Let $G$ be a graph and $\deg(v)<\chi(G)-1$. By $\deg(v)$ and $\chi(G)$, I mean the degree of vertex $v$ and chromatic number of the graph $G$, respectively. I want to show that $\chi(G-v)=\chi(G)$.

Answer 1

This is true vacuously for graphs with one vertex. Suppose then that $G$ has $N$ vertices and assume that $\chi(G-v)=k<\chi(G)=n$. Without loss of generality assume $k=n-1$. Color $G-v$ with $n-1$ colors. Then $v$ is adjacent to vertices with at most $n-2$ different colors since it has degree at most $n-2$. Then we can color $v$ with the $n-1$st color, obtaining a proper coloring of $G$ with fewer than $\chi(G)$ colors, which is a contradiction.
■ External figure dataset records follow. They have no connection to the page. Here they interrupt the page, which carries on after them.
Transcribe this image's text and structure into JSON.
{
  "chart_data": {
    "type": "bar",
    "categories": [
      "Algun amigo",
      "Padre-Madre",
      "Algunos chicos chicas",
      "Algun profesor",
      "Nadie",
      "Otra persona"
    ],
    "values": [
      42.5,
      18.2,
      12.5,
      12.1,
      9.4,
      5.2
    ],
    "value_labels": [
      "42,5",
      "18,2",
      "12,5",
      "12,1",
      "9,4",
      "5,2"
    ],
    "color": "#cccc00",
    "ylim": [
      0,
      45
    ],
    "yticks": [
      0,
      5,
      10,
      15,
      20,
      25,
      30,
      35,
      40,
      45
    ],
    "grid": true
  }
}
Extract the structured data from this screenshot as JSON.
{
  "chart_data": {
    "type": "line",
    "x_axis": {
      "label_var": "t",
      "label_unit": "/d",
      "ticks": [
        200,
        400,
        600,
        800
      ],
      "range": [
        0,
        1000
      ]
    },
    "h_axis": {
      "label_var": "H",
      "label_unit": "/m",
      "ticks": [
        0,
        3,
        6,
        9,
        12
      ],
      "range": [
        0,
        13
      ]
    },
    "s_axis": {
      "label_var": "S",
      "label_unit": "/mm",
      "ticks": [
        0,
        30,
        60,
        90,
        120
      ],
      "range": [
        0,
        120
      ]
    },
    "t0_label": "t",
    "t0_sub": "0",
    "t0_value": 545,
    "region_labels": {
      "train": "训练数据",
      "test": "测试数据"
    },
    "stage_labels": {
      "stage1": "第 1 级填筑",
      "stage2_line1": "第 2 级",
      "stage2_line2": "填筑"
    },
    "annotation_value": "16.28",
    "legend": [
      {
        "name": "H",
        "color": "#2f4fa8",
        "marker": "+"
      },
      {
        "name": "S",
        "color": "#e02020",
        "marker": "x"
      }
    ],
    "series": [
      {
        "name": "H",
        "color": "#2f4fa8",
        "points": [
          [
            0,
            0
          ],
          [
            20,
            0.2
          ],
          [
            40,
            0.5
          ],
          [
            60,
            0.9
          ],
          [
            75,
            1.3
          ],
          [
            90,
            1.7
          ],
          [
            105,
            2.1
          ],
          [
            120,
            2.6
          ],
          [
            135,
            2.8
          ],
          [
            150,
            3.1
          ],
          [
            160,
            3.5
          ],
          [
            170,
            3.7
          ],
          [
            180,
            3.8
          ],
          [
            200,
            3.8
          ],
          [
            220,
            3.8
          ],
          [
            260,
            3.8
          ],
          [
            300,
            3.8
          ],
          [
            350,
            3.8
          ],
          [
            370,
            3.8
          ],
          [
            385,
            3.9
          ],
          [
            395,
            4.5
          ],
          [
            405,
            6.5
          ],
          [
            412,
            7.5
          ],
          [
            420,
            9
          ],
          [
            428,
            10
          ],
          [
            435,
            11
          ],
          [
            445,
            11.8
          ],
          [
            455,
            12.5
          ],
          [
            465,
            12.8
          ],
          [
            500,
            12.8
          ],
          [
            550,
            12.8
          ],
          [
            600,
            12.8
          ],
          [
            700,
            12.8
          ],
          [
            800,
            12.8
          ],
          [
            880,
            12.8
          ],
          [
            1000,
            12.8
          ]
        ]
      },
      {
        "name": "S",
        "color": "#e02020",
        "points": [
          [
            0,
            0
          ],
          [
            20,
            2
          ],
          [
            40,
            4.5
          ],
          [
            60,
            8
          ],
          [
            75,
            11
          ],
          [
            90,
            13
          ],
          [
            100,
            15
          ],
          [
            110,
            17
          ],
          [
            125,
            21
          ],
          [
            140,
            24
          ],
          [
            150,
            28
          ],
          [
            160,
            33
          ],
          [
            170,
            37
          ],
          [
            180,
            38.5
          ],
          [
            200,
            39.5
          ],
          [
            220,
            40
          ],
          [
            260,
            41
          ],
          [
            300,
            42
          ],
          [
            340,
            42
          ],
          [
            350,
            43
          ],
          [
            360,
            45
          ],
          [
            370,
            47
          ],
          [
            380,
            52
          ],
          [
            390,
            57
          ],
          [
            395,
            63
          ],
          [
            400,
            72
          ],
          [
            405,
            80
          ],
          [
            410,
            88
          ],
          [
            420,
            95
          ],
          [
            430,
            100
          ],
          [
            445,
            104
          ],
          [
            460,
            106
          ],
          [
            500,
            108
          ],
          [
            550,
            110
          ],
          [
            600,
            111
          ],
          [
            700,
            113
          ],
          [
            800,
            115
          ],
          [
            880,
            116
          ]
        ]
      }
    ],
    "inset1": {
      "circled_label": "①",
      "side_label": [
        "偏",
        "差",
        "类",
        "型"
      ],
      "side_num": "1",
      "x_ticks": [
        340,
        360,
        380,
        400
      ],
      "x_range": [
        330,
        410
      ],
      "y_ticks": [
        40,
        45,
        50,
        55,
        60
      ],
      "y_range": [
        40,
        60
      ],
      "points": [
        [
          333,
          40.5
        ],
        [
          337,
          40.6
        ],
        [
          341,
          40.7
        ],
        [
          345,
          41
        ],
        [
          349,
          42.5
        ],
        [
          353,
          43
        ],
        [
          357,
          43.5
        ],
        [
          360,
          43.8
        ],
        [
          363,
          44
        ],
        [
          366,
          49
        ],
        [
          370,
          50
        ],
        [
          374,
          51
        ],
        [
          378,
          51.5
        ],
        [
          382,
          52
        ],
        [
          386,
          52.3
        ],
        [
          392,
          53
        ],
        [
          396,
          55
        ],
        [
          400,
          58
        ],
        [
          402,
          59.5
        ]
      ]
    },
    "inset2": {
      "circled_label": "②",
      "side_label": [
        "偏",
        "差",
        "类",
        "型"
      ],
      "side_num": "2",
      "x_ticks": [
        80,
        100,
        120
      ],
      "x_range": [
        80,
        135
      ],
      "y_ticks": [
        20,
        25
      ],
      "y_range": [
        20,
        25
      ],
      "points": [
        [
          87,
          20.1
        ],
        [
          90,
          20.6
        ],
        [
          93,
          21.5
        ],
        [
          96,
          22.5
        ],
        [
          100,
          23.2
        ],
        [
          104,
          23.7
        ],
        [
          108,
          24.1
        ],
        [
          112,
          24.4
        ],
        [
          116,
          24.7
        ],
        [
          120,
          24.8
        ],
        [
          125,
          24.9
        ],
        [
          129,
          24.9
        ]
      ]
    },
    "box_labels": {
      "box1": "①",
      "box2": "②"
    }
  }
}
Thus $\chi(G-v)=\chi(G)$.

Answer 2

The inequality $\chi(G-v)\le\chi(G)$ is clear, so you want to show that $$\deg(v)+1\lt\chi(G)\implies\chi(G)\le\chi(G-v).$$ This follows immediately from the obvious inequality $$\chi(G)\le\max\{\chi(G-v),\ \deg(v)+1\}$$ and a simple arithmetical fact: $$z\lt x\le\max\{y,z\}\implies x\le y.$$